When undertaking this task, what should you consider?

Accuracy

  • How accurate are your annotations?

Transparency

  • What are you basing your annotations on?

Multivocality

  • Does your annotation represent diversity adequately?

Expertise

  • Who is annotating your data? What is their expertise and how can this impact your data annotation?

What are good practices in relation to this task?

  • Document your annotation practices and further processing workflow.

    • Include what technique and strategy your research uses for annotations.

    • Include what categories and variables have been used for data fields.

    • Include an explanation of significance of empty fields and meaning of any special value, if applicable.
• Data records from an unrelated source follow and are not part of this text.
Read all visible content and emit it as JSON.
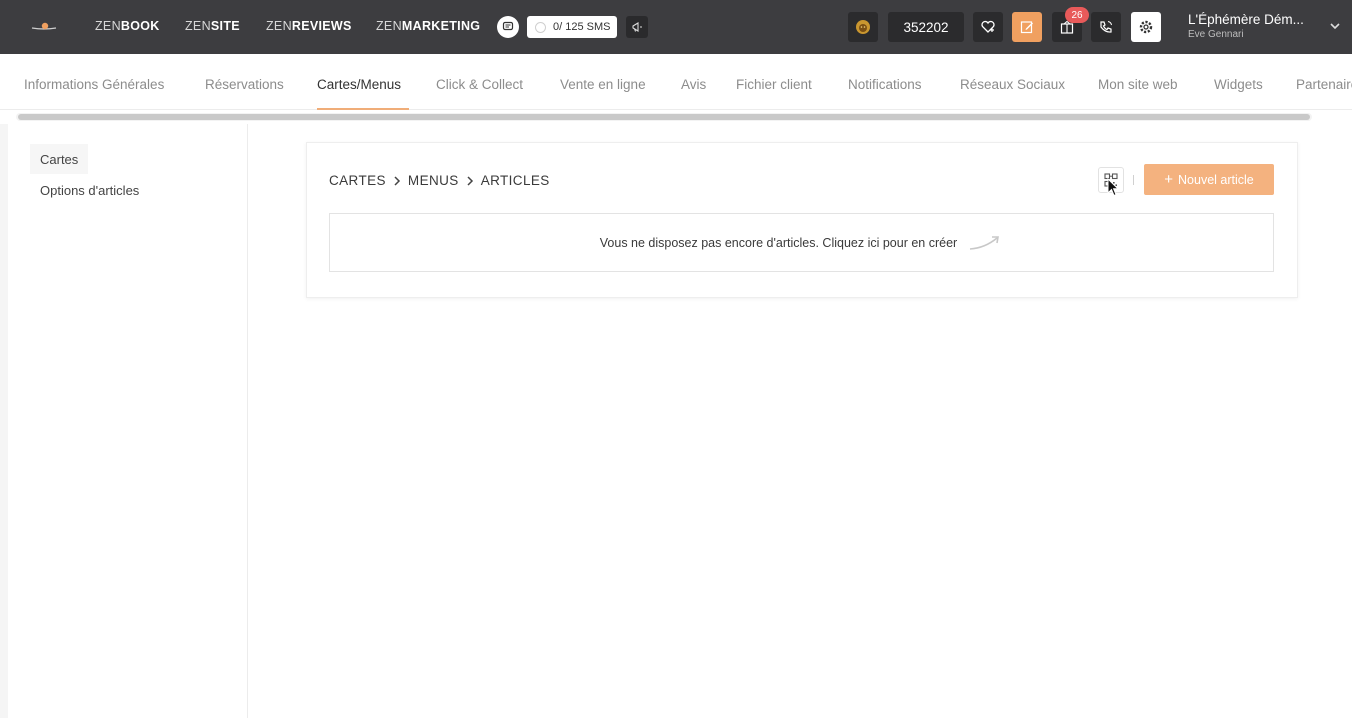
{
  "topbar": {
    "brands": [
      {
        "prefix": "ZEN",
        "suffix": "BOOK"
      },
      {
        "prefix": "ZEN",
        "suffix": "SITE"
      },
      {
        "prefix": "ZEN",
        "suffix": "REVIEWS"
      },
      {
        "prefix": "ZEN",
        "suffix": "MARKETING"
      }
    ],
    "sms_counter": "0/ 125 SMS",
    "restaurant_id": "352202",
    "notification_count": "26",
    "account_name": "L'Éphémère Dém...",
    "account_user": "Eve Gennari",
    "colors": {
      "bar": "#3d3d40",
      "accent": "#f0a060",
      "badge": "#e85a5a"
    }
  },
  "tabs": {
    "items": [
      "Informations Générales",
      "Réservations",
      "Cartes/Menus",
      "Click & Collect",
      "Vente en ligne",
      "Avis",
      "Fichier client",
      "Notifications",
      "Réseaux Sociaux",
      "Mon site web",
      "Widgets",
      "Partenaires"
    ],
    "active": "Cartes/Menus"
  },
  "sidebar": {
    "items": [
      "Cartes",
      "Options d'articles"
    ],
    "active": "Cartes"
  },
  "main": {
    "breadcrumb": [
      "CARTES",
      "MENUS",
      "ARTICLES"
    ],
    "new_button_label": "Nouvel article",
    "empty_message": "Vous ne disposez pas encore d'articles. Cliquez ici pour en créer",
    "accent_color": "#f4b27f"
  }
}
    • Include an outline of all relationships between data fields (e.g. if a dataset contains “medication” and “disease”, is that medication actually used to treat the disease? Or is it a medication that the patient is using for other reasons?).3

  • Make use of an inter-annotation agreement (IAA).

  • Work with communities and collaborators to ensure diversity of perspectives and accuracy of annotations.


Resources

Globalise:

HUB Global Labour Conflicts:

  • van Kasteel, Teun; Aurich, Jens, 2024, “Amok Events in 19th Century Dutch Newspapers”, https://hdl.handle.net/10622/0WWVWT, IISH Data Collection, V4, UNF:6:YSefEtN1bDpqaOZ/lApgJg== [fileUNF]
  • Läuferts, Josephine; Aurich, Jens, 2024, “Desertion Events in 19th Century Dutch Newspapers”, https://hdl.handle.net/10622/D6OXZ9, IISH Data Collection, V3, UNF:6:PLqCWvjO39KGxxQhgp2J6w== [fileUNF]
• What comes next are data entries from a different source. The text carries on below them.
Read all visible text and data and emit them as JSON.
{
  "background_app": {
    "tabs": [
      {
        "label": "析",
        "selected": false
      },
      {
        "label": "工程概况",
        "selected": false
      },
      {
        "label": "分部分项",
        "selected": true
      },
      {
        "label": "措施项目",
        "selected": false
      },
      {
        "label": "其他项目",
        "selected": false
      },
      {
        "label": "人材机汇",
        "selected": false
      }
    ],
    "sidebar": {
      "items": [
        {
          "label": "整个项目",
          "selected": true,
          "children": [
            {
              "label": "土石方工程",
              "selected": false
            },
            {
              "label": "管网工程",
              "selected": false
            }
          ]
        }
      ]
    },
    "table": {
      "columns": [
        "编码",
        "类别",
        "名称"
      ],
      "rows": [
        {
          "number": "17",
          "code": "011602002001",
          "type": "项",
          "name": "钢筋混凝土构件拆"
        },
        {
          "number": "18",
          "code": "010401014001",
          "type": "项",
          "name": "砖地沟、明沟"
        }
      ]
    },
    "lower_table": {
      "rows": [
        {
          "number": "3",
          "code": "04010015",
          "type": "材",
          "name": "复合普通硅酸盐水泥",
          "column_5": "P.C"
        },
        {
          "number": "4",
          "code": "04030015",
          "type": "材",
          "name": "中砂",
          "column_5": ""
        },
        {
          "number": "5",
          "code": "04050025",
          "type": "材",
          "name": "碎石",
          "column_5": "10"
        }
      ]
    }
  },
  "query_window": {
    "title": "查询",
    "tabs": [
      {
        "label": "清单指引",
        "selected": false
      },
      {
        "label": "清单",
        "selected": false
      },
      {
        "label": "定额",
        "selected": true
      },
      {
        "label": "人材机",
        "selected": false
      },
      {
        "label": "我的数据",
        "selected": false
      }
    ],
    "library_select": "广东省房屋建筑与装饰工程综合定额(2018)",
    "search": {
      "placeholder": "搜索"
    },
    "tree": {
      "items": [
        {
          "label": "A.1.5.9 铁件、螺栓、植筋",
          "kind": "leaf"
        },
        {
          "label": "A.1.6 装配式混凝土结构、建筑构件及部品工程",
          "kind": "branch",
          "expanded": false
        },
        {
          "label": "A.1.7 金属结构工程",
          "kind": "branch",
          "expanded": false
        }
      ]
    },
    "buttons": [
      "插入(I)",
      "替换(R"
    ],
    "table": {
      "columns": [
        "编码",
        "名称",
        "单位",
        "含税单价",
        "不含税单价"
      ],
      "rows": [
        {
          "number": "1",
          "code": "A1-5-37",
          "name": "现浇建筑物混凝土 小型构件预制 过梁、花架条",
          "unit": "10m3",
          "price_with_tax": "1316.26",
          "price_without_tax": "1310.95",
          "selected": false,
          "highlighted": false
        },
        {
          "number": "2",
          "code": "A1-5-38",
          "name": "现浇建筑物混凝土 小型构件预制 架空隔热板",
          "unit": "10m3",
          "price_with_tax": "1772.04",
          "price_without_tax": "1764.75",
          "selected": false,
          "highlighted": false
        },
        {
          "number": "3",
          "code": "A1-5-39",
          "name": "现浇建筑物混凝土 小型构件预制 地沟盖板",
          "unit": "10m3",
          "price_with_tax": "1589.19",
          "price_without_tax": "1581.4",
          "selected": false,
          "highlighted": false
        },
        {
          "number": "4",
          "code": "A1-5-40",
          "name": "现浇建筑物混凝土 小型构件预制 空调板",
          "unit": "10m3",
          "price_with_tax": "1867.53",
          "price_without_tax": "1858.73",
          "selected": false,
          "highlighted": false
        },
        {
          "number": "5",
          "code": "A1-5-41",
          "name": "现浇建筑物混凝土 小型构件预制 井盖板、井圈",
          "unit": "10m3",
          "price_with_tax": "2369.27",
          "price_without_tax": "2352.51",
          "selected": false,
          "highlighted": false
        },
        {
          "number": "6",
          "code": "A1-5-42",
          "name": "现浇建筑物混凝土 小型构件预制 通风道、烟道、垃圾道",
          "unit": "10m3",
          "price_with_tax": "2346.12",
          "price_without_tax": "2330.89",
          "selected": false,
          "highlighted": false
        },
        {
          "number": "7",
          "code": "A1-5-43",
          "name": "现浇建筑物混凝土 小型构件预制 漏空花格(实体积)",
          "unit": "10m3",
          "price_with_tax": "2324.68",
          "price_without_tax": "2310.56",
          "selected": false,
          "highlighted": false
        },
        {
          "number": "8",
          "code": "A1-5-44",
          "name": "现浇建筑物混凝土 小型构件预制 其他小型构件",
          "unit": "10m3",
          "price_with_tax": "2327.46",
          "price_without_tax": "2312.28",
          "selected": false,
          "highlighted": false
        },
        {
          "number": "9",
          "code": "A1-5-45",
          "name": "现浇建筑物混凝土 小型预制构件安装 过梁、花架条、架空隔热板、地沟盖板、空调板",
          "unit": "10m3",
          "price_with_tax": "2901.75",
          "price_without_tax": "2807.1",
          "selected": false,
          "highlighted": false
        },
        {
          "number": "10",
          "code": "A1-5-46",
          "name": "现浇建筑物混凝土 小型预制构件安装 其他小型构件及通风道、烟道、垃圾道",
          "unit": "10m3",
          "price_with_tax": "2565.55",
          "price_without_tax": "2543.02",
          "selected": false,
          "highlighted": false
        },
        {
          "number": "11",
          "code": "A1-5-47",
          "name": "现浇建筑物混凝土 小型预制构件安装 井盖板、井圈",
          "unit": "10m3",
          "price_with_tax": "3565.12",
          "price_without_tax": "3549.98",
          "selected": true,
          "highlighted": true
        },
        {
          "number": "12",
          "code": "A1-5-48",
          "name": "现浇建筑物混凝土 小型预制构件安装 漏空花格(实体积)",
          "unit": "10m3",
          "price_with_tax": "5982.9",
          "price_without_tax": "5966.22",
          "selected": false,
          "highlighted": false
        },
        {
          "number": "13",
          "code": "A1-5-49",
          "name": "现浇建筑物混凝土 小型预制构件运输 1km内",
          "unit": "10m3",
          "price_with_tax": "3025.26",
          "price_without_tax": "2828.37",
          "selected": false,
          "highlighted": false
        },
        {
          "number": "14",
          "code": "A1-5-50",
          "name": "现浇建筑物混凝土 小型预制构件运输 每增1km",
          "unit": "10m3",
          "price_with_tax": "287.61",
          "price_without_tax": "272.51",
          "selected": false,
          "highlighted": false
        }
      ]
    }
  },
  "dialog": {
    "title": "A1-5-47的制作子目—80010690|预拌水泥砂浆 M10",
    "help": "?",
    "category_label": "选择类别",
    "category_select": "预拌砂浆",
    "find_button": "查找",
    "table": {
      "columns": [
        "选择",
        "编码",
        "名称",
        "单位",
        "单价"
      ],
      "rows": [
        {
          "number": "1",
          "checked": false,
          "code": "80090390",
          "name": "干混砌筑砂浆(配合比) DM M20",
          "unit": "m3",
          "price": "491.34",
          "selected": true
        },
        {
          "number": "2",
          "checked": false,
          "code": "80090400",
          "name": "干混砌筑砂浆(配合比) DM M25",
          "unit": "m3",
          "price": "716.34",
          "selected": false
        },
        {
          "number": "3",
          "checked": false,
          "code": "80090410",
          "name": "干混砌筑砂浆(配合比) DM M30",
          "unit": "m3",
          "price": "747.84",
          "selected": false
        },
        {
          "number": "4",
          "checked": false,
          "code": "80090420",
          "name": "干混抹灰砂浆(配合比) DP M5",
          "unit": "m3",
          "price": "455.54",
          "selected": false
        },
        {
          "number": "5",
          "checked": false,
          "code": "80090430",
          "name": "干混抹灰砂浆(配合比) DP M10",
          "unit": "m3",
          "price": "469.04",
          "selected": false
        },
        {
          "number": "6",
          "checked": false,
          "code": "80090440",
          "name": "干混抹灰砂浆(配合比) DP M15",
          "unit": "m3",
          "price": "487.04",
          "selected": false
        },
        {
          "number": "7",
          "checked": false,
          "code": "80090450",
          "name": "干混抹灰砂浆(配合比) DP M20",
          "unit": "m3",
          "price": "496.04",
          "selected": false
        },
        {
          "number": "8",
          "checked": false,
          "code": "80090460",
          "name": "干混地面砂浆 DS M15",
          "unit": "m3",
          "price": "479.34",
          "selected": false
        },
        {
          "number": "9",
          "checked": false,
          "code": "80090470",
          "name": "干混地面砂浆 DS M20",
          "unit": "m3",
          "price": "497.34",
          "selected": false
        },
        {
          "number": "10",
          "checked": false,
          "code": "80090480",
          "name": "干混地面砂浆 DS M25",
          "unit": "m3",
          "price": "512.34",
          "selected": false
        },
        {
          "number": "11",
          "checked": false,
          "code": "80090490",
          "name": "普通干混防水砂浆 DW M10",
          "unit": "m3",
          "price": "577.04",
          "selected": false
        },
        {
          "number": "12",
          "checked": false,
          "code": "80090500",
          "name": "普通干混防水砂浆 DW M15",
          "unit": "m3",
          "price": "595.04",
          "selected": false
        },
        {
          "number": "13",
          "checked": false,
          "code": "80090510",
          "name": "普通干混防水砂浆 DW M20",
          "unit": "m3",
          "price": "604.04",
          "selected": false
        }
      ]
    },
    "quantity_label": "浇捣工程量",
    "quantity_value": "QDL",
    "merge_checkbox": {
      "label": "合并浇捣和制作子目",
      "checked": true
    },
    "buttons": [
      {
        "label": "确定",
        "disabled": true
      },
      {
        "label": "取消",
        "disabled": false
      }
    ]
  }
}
Convert data into readable format1

When undertaking this task, what should you consider?

Harmful Language

  • Does your data contain offensive/harmful language and/or categories?

**What are good practices in relation to this task? ** - Use ‘preferred’ and ‘alternative’ labels to distinguish offensive and usable terminology. - This flags to the computational model that certain words are not preferable, yet retains historicity.

  • Making changes to data formats such that different datasets will be compatible for integration with each other.2

Resources

Previous research to help identify harmful language:

DE-BIAS: - Vocabulary: https://pro.europeana.eu/page/the-de-bias-vocabulary - Identification tool: https://pro.europeana.eu/page/the-de-bias-tool

  • Knowledge Graph of Contentious Terminology
    Nesterov, A., Hollink, L., van Erp, M., van Ossenbruggen, J. (2023). A Knowledge Graph of Contentious Terminology for Inclusive Representation of Cultural Heritage. In: Pesquita, C., et al. The Semantic Web. ESWC 2023. Lecture Notes in Computer Science, vol 13870. Springer, Cham. https://doi.org/10.1007/978-3-031-33455-9_30

Alternative vocabulary lists:


Reflect: Reflect on the categories and variables used

When undertaking this task, what should you consider?

Representation

  • Is there data that is unfairly represented by the used categories?

What are good practices in relation to this task?

  • Rethink/add categories or find a new framework for your data so that it reflects your data accurately.

Resources

See Collection: Create usable categories and variables for your dataset


  1. Taken from RDMkit, Processing (accessed 21 August 2025). 

  2. Taken from RDMkit, Processing (accessed 21 August 2025). 

  3. Taken from RDMkit, Processing (accessed 21 August 2025).